“The food was not really free,” Watson acknowledged. “People spent about 30 seconds talking to us about Israel and U.N. Me. It was really key to getting people in the door to the screening.”
Although the pre-U.N. Me event’s goal was to bring viewers to the documentary screening, SCIAC members felt that the food did more than merely put U.N. Me on the campus-wide radar.
“People had to walk away having talked to someone about SCIAC,” Watson said. “They walked away remembering SCIAC and remembering that we put on events on campus.”
SCIAC distributed a total of 225 falafel meals prior to U.N. Me, but that wasn’t the end of their food giveaways. The pro-Israel group also provided dinner at the screening, a tactic that, Herschmann claims, boosts attendance at any event.
“Food is a big deal,” Herschmann said. “It’s good for us and it’s good for the students; it helps them save a little bit of time. Hopefully, during that time, we can educate them about Israel.”
Indeed, it seems that the free food appealed to anyone with a mouth and a stomach, including students without passionate opinions about Israel. According to Herschmann, he’d never even seen most of the students who attended. Kasner estimated that about a quarter of the audience showed up for the food, a composition which works both for and against SCIAC’s goals.
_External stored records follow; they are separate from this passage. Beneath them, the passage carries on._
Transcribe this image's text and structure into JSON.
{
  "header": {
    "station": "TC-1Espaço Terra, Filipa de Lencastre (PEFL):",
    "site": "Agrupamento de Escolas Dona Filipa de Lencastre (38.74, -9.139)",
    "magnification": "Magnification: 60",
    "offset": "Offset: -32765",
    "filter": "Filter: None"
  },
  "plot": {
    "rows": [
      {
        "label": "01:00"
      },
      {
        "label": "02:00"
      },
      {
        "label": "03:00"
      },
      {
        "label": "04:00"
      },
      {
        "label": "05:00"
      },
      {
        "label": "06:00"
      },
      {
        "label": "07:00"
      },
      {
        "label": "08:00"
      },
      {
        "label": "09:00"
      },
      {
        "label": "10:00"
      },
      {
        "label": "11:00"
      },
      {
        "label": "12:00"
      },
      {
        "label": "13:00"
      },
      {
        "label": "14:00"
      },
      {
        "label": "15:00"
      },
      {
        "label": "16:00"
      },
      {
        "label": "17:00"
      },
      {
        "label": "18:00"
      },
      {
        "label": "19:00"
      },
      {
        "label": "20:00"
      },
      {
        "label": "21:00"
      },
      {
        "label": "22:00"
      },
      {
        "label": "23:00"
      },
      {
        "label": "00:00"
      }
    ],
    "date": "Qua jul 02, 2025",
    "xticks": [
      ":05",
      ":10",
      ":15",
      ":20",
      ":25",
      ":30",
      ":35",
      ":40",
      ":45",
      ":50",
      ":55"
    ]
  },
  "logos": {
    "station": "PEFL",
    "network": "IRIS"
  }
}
“Sometimes it means that people aren’t there for the right reasons,” Kasner said. “But we get a lot of people at our events.”
Yet the opponents of Israel were certainly not absent from the U.N. Me screening either. Herschmann said that many of the new faces held anti-Israel views. Kasner estimated that they comprised ten percent of the audience.
“The U.N. Me screening definitely drew in some people that we wouldn’t have drawn in another way,” Kasner said.
The screening enhanced SCIAC membership and it served as a useful tool in Israel education and the dispersion of accurate information, according to Watson.
“Next time people see a report from the United Nations, they’ll think twice about it.”
Similarly, cosponsoring Medved’s talk with university departments allowed UCSC students to learn about Israel beyond the conflict.
“When Jon talked, people really listened,” Herschmann said. “He sparked a new interest within them about Israel’s economic interest.”
Herschmann feels that widespread, inclusive events like Medved’s talk and the U.N. Me screening were crucial to strengthening SCIAC during the 2011-12 school year, helping boost attendance at events and teach the greater campus community about the real Israel.
“By forming a cohesive board and working collaboratively to engage diverse campus communities, SCIAC successfully implemented dozens of programs that not only built important bridges between different campus groups, but aimed to provide a fair and balanced education to our peers about Israel’s countless accomplishments and challenges,” he concluded.